Free Cash Flow: $14.49M; Operating Cash Flow: $48.85M.
Cash at End of Period: $925.16M...
Financial Highlights
Revenue: $1.134B (YoY -14.86%, QoQ -19.06%).
Gross Profit: $546.5M; Gross Margin: 48.19% (YoY -8.82%, QoQ -17.84%).
Operating Income: $3.3M; Operating Margin: 0.29% (YoY +151.46%, QoQ -75.40%).
Net Income: -$2.61M; Net Margin: -0.23% (YoY -889.39%, QoQ -311.67%).
EPS: -$0.0061 (YoY -916.67%, QoQ -310.34%).
EBITDA: $45.1M; EBITDA Margin: 3.98%.
Interest Expense: $4.04M; Depreciation & Amortization: $28.98M.
Free Cash Flow: $14.49M; Operating Cash Flow: $48.85M.
Cash at End of Period: $925.16M; Net Debt: $764.74M; Total Debt: $1.6757B.
Current Assets: $2.9029B; Current Liabilities: $1.8954B; Total Liabilities: $2.9908B; Total Equity: $1.8744B.
Key liquidity indicators: Current ratio ~1.53; Quick ratio ~0.93 (approximate, using provided figures).

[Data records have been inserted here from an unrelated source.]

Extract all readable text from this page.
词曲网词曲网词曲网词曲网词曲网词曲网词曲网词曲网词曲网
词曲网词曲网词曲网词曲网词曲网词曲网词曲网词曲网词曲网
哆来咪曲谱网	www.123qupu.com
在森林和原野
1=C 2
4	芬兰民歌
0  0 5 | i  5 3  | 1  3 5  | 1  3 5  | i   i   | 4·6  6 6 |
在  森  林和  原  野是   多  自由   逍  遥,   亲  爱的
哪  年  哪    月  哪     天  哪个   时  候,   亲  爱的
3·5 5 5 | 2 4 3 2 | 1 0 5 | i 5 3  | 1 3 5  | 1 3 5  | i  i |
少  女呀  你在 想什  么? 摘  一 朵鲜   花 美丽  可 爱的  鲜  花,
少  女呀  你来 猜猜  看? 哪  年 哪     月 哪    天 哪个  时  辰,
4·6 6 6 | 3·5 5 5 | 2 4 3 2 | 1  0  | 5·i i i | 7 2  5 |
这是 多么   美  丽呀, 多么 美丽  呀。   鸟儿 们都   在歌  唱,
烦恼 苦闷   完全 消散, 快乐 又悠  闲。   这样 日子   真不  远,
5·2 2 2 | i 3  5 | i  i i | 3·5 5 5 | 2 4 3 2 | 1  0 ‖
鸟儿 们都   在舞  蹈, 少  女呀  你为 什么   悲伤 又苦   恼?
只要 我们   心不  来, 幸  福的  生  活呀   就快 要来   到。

Capex: -$35.36M; Cash from Financing Activities: +$387.30M; Net Change in Cash: +$410.11M.
Income Statement
Metric |
Value |
YoY Change |
QoQ Change |
Revenue |
1.13B |
-14.86% |
-19.06% |
Gross Profit |
546.50M |
-8.82% |
-17.84% |
Operating Income |
3.32M |
151.46% |
-75.40% |
Net Income |
-2.61M |
-889.39% |
-311.67% |
EPS |
-0.01 |
-916.67% |
-310.34% |
Management Commentary
transcript data not provided in the input. Earnings call transcript and management quotes are not available in the supplied material. As a result, thematic highlights and quotes from management could not be synthesized from the provided data.
Forward Guidance
No explicit management guidance was included in the provided data for QQ1 2026. Given the observed metrics, the forward outlook hinges on three key levers: (1) revenue stabilization or growth through Direct-to-Consumer (DTC) expansion and regional mix optimization, (2) margin normalization via ongoing SG&A discipline and gross margin resilience around the mid-40s to high-40s, and (3) balance sheet flexibility supported by cash on hand and moderate net debt. Monitoring points for investors include: trend in revenue trajectory by channel (DTC vs wholesale), inventory levels and turnover, gross margin development amid potential price/mix changes, SG&A as a percentage of revenue, and debt maturities. Without stated guidance, the viability of a sustained earnings recovery will depend on a clear path to revenue growth and margin expansion over the next several quarters, aided by cost controls and gross margin resilience.